Excellent commentary Brent - thank you. As a nurse educator, I also wonder the same things that you mentioned in your writing. I think nursing needs a standardized language that defines us as a profession, but to be held financial prisoner by Wiley-Blackwell is crazy.

Thanks for making this issue more readily public. I also agree that if indeed Wiley-Blackwell is trying to drive other publishers oput of the nursing diagnosis business, the entire nomenclature should die a quick death. But collectively as a profession, we would need something to replace it.

ICS said...

hi all, im a developer and tried to talk with elsevier (owner of nanda in spain) for developing an application for iphone, but their price was expensive, i dont remember now but say 10.000 $, if i sell my application at 10 $, i have to sell 1000 applications to earn something, its very expensive, we have to look for a solution...

Misa-Chan said...

Its a business I don't expect anything for free, after all the dream of business people making money off of consumers is to keep them a slave to their products. I only wish that people could see the true value in offering information like this to the general medical public. Of course with people like Blackwell in the world, don't expect any good graces coming to humanity in the future "in general".

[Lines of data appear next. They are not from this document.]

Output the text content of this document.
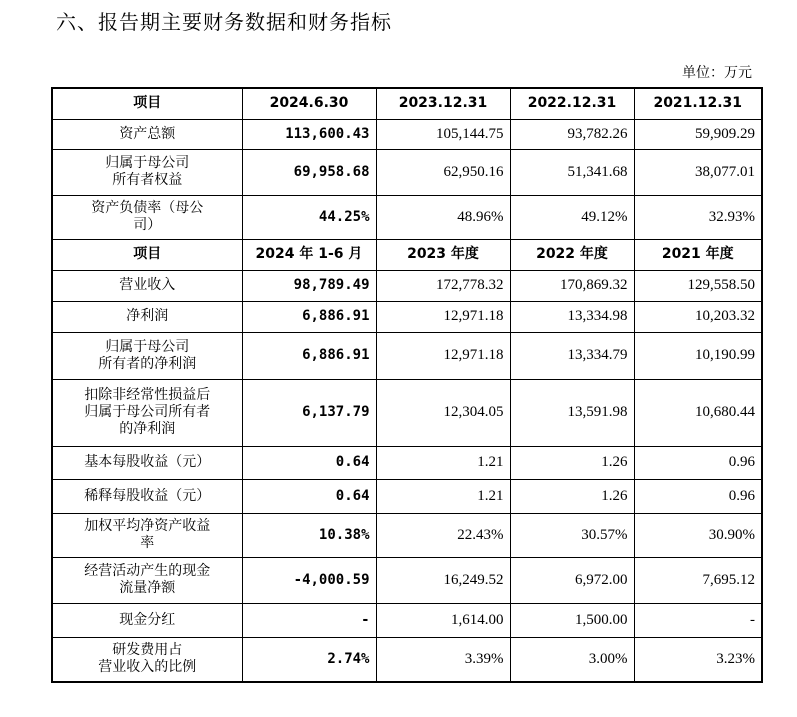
六、报告期主要财务数据和财务指标
单位：万元
项目	2024.6.30	2023.12.31	2022.12.31	2021.12.31
资产总额	113,600.43	105,144.75	93,782.26	59,909.29
归属于母公司
所有者权益	69,958.68	62,950.16	51,341.68	38,077.01
资产负债率（母公
司）	44.25%	48.96%	49.12%	32.93%
项目	2024 年 1-6 月	2023 年度	2022 年度	2021 年度
营业收入	98,789.49	172,778.32	170,869.32	129,558.50
净利润	6,886.91	12,971.18	13,334.98	10,203.32
归属于母公司
所有者的净利润	6,886.91	12,971.18	13,334.79	10,190.99
扣除非经常性损益后
归属于母公司所有者
的净利润	6,137.79	12,304.05	13,591.98	10,680.44
基本每股收益（元）	0.64	1.21	1.26	0.96
稀释每股收益（元）	0.64	1.21	1.26	0.96
加权平均净资产收益
率	10.38%	22.43%	30.57%	30.90%
经营活动产生的现金
流量净额	-4,000.59	16,249.52	6,972.00	7,695.12
现金分红	-	1,614.00	1,500.00	-
研发费用占
营业收入的比例	2.74%	3.39%	3.00%	3.23%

Brent Thompson, PhD, RN said...

Misa-Chan: You're right it is a business. The question for nursing is "should standardized language be a business?" I don't expect Blackwell to give away content; what I really expect is our nursing organizations to not be in the business of copyrighting standard language for profit.

KBetts said...

Brent,
I have to agree with your comments. As a nursing faculty member, my foundational students really need the nursing care plan books. I also use them to help with grading my clinical papers. It is too bad that this information that is internationally used in nursing programs can't be provided as a public service to everyone.